Monday, March 21, 2011

Wouldn't It be Handy if I became A Yankee Doodle Dandy?








Investment in our poor country is now running to the sea like a river in spate
With many people wondering if we any longer have even a real sovereign state
And for many like myself life has been very tough and has taken a hard toll
But suddenly there is hope from green shamrock contained in a little Superbowl.

Our Prime Minister Enda gave it as a present to the USA on last St Patrick’s Day
And your President in turn then promised to come visit and cheer us up in May
But how could a humble little bowl of green plants lighten our own financial task
And how a recovery in fortune could result from same, you may well indeed ask.

Well you see that we as a nation are not as green as this plant from an Irish field
Because this shamrock in a form of hedge fund with which riches can be sealed
So in return for retaining a corporate tax here as low as twelve and a half percent
We will ensure that all American Foreign National’s profits to home can be sent.

And to those who may be incredulous and doubt that this will please your Uncle Sam
Can I simply point out that the same was done before with tulip bulbs in Old Amsterdam
Our Celtic Tiger was a cub from a liaison like that between Freedie Mac and Fanny Mae
So the green shoots of recovery can be found in the humble shamrock whatever they say.

Those who have scoffed or have said a spell of change would take the Magic of a Merlin
Should try to remember like minister Harney that we may be closer to Boston than Berlin
And a little bowl of shamrock brought a broad smile to the cheeks of one Barack Obama
Not to mention the green hue appearing on our Edna’s face like a chubby Irish Dali Lama.

Yet some you remain unconvinced by my treatise and think that I am merely teasing
But most Irish people would also like to benefit from your Dollar’s quantitative easing
Indeed the White House fountain has turned green and Obama has a very friendly tone
And it’s said that Timothy Geithner of the US Treasury Dept is even considering a loan.
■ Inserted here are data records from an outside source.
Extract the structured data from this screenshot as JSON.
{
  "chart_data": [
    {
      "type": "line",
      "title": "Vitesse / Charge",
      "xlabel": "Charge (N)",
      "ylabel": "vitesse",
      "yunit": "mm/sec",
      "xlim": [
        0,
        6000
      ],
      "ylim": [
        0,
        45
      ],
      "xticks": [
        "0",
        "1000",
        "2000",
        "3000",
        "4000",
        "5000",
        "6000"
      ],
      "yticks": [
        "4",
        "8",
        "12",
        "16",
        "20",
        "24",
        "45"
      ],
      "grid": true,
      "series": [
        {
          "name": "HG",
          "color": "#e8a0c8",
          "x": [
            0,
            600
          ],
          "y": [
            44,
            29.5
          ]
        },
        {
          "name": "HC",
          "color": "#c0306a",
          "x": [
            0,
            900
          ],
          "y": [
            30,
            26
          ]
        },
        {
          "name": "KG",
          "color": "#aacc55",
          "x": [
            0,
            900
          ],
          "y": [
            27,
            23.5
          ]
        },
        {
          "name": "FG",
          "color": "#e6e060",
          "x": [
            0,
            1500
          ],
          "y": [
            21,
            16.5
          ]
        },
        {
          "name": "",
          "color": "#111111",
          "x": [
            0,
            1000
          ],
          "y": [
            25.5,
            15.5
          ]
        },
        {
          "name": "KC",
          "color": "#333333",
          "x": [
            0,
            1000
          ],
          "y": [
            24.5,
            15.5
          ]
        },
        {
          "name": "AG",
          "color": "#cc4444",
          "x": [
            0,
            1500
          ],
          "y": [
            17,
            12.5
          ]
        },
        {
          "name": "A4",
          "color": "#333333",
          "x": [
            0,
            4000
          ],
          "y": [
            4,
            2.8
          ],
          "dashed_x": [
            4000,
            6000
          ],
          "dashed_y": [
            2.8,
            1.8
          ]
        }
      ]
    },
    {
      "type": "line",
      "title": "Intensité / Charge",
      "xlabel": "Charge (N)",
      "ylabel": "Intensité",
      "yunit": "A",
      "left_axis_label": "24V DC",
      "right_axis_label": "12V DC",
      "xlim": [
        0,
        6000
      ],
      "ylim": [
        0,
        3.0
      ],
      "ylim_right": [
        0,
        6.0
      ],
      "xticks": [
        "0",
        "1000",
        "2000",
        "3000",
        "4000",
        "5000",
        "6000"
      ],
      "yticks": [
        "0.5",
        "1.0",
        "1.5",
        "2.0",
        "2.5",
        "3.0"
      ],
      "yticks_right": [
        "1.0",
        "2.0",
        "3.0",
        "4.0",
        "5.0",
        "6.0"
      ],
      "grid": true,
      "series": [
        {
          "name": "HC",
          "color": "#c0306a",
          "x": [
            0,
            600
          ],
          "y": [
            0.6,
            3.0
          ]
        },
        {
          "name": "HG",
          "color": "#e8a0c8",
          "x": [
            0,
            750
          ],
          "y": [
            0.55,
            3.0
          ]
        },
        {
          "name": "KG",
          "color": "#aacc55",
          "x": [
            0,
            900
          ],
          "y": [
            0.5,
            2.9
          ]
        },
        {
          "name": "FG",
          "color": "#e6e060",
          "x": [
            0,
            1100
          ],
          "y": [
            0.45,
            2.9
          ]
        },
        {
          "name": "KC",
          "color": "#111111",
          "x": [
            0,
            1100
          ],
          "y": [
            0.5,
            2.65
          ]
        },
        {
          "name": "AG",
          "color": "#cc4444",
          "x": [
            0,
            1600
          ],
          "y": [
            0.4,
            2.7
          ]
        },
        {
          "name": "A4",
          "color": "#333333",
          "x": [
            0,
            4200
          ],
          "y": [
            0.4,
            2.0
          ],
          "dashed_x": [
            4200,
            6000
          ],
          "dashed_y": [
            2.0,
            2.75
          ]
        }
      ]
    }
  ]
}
A new alliance with the United States in our current dilemma could indeed prove handy
But it could lead us to loose identity and be referred to as a mere Yankee Doodle Dandy
Still we could claim as our new president Barack Obama, who has charisma and charm
So even if we turn our country into a mixture of Disney and Dallas, is it really any harm.

But wait, is it certain that the Molly Blooms in our green Irish garden will ever be rosy
Or is this proposal a mere knee jerk response to the remarks of French President Sarkozy
Maybe we should reflect a little longer before we apply to use the standard dollar bureau
And despite our reservations continue with the IMF/ECB rescue and especially the Euro.

You see, joining the United States team would not be without some problems after all,
For example, we might have to eat humble Apple pie and replace hurling with baseball
So perhaps on balance, we are not as badly off as we think and should stop our wailin

For come next election we might not get Obama as we hope but good grief, Sarah Palin.

So we’ll simply resolve to be better at being Irish and we will not give up all our hope
For good and all as Obama is for Ireland, can he really be as infallible as a German Pope
And staying as we are means we can still enjoy fine drinking, long chats and good craic
Without feeling obliged like our American Yankee friends to invade countries like Iraq.

And sure green shamrock is best worn on a proud chest but one Saint’s day each year
As even hedge or field funds do not guarantee vast returns of income it has become clear
So let’s simply raise a toast to being Irish, to our fine country and especially to our stout
For when it comes to facile money answers, there are already enough daft solutions about.



Note: This is a light fictitious verse written strictly for amusement only and is dedicated to Martyn Turner the wonderful cartoonist with the Irish Times whose shamrock cartoon inspired the little verse.




3 comments:

  1. Haha! Classic: "For come next election we might not get Obama as we hope but good grief, Sarah Palin." Loved it, following, Colm!